Melihat penting eksistensi ikhlas dalam ibadah haji, Alquran menegaskan secara eksplisit pada Surat al-Imran ayat 97 yang artinya: “Dan kepada Allah manusia melakukan haji ke Baitullah bagi mereka yang sanggup melakukan perjalanan”. Hal senada juga ditegaskan pada Surat Albaqarah ayat 196 yang artinya: “ dan sempurnakan haji dan umrah karena Allah”. Melihat kedua ayat, terlihat secara jelas titik tekan sentral rangkaian ibadah haji terletak pada tujuan semata pada Allah dan bukan pada makhluk.
Para ulama semisal Ibnu Atha’illah merumuskan ikhlas sebagai dengan melakukan amal ibadah semata-mata ditujukan kepada Allah Swt sebagai satu-satunya zat yang pemilik hamba. Buya Hamka menegaskan ikhlas dengan memiliki makna bersih dan tidak ada campuran.

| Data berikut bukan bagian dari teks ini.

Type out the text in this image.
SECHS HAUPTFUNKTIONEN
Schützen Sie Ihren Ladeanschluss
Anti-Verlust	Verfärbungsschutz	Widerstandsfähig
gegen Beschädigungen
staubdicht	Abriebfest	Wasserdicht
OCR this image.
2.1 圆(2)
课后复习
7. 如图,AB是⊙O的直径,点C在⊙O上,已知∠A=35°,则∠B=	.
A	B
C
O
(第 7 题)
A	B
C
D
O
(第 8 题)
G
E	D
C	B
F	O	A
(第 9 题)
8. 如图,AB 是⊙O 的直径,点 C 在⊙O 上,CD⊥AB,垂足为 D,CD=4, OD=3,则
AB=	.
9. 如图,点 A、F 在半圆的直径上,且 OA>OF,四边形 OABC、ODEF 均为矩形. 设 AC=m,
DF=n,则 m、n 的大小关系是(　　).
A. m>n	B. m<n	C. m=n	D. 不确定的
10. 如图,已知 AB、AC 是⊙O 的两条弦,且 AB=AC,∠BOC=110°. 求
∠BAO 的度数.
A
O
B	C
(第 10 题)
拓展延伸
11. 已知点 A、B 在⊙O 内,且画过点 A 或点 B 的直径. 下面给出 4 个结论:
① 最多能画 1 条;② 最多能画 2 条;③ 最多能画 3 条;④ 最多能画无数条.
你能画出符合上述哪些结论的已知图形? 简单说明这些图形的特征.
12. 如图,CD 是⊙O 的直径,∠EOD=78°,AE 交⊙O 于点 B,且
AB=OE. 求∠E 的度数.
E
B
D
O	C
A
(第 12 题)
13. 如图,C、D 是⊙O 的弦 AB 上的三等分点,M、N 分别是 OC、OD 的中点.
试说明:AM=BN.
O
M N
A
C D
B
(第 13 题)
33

Ibarat emas, ikhlas adalah emas yang tulen, tidak ada campuran perak sedikit pun. Dari dua pendapat di atas, dapat ditarik benar merah bahwa ikhlas menjadi pondasi mendasar dalam satu aktifitas tanpa didasarjan pada motivasi apa pun kecuali hanya berharap pada Allah.
Lebih tegas lagi, Prof. Nasaruddin Umar mengurai ikhlas sebagai kesungguhan dan ketaatan semata-mata karena Allah Swt, tanpa mengharapkan pujian dan imbalan dari manusia. Ikhlas merupakan sikap yang menunjukkan ketulusan hati dan perbuatan yang tidak dicampur dengan tujuan-tujuan lain. Bahkan, ikhlas tertinggi yang tercermin pada kebaikan-kebaikan yang dilakukan secara rahasia dan tidak ingin diketahui siapa pun.
Demikian juga, ikhlas adalah membersihkan perbuatan dari segala maksud-maksud lain, baik sedikit maupun banyak sampai pada akhirnya semua tindakan yang dilakukan untuk mendekatkan diri kepada Allah (taqarrub ilallah). Demikian juga ikhlas dipahami tidak mengharapkan pujian atau kehormatan dari sesama manusia melainkan hanya mencari ridha Allah.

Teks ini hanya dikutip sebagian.